# DEVIATIONS.md

Live catalog of drift between the paper text (`01_intro_method_v4.md` through `04_limitations_conclusion_appendix_v4.md`, draft v4.0.6; citation target v4.0.3) and the as-shipped public artifact set (GitHub release `v4.0.3` + `https://knowva.ai/CompressionV4`). Updated when drift changes.

## A. HF revision prefix mismatches

Paper §3.1 and Appendix A.2 list 8-character HF revision prefixes for the 12 corpus models. **7 of 12 prefixes do not match the actually-resolved full SHAs**: `distilbert-base-uncased`, `sentence-transformers/all-MiniLM-L6-v2`, and all five bartowski Q4_K_M GGUF rows. Authoritative SHAs are in `manifest/model-manifest.json` with `prefix_match: true/false` per model. The paper text already documents this drift (note under §3.1 table).

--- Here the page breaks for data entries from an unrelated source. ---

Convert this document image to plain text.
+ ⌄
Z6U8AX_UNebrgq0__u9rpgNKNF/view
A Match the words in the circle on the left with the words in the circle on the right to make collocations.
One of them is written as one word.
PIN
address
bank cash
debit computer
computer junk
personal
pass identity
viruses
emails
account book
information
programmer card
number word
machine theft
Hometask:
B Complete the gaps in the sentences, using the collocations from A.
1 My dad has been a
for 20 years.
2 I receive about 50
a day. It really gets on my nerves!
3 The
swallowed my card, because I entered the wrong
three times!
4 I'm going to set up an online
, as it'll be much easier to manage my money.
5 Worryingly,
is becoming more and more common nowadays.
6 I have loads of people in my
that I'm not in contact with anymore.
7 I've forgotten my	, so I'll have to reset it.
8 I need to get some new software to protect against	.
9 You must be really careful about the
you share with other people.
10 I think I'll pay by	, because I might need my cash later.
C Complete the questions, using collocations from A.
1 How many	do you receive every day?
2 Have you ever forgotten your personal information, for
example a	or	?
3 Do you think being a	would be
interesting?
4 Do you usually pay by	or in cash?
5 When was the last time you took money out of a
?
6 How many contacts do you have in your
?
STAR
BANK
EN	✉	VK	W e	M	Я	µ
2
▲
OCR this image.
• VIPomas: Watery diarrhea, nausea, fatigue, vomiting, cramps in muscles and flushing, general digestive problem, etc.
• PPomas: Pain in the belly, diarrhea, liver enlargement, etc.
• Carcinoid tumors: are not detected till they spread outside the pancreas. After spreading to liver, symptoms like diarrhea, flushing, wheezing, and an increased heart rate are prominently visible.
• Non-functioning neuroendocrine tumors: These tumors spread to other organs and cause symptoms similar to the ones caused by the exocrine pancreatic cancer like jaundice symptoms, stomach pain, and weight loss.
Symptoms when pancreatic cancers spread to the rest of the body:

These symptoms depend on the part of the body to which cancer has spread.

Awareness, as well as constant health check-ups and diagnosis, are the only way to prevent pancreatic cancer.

## B. fp16 trained profile deferred

Paper §6 and §11.1 scope fp16 as a companion measurement and note that the OpenZL le-u16 trained-profile fp16 row in Section 6.2 / Section 10.1 is deferred until the 778 B fp16 profile is regenerated. The bf16 profile (`bf16.zl`, 617 B) is regenerated and shipped; fp16 is not.

## C. External methods not run under the strict contract

Paper §11.2 and §5.3 explicitly scope this out. DFloat11 (`LeanModels/DFloat11`) and Cloudflare Unweight (`cloudflareresearch/unweight-kernels`) require Hopper-class GPUs (H100/H200) for decode and were not run on the CPU-only reference. ZipNN (`zipnn/zipnn`) installs on CPU but fails byte-exact roundtrip in default configuration. `reproductions/{dfloat11,unweight,zipnn}/` ship pointer READMEs only.

## D. 30B / 70B entropy spot-check not run

Paper §5.8 explicitly notes scope is ≤7B (validated through Qwen2.5-7B-Instruct). No 30B/70B measurement is claimed or shipped.

## E. Inference sanity check verified only on gpt2

Paper §4.3 reports gpt2 verified (149 bf16 tensors, 311 MiB, 8/8 token identity). The full 11-model `max_new_tokens=256` sweep is deferred to a GPU host and is not claimed in the paper. The byte-exact tensor-level roundtrip assertion (§4.2) verified across all 11,942 method-evaluations in `results/results.jsonl.zst` mathematically implies token identity for the other 10 test models at temperature 0 / seed 42.

## F. Smoke-test sha256 prefixes

Paper Appendix A.6 quotes three prefixes from the v4.0.3 run: `fc3544c35489eb94`, `c79972a64d11b717`, `1c6f077f8c228cf2`. `manifest/expected-checksums.json` carries these values; `reproducibility_smoke_test.sh` passes 3/3 against the v4.0.3 fixture set.

## G. Docker image not built

Paper Appendix A.1 notes no hosted Docker image. The `Dockerfile` ships in-repo for local builds. No publication to `ghcr.io` (no `write:packages` scope on the build account).

## H. Archival identifiers

- **Canonical:** GitHub release v4.0.3 (`https://github.com/NimoRotem/llm-compression-limits/releases/tag/v4.0.3`). Immutable git tag; release ZIP byte-identical to the published artifact.
- **Supplementary persistent identifier:** Software Heritage SWHID `swh:1:rel:55d910f5af170c22719cc9346f4d8a5029f09164` (SH save-task 2330392, archived 2026-05-14). Resolvable via the SH API (`archive.softwareheritage.org/api/1/release/55d910f5af170c22719cc9346f4d8a5029f09164/`); the SH browse UI may not surface the release tree immediately.
- **No Zenodo DOI:** the Zenodo↔GitHub webhook installation did not complete on this repository. We use the GitHub release as the verifiable archive and the SWHID as the citation-grade persistent identifier.

## Maintenance

This file is the authoritative live catalog of drift, per paper Appendix A. Update it when an item changes — e.g., fp16 profile regenerated, Docker image published, full inference sweep run.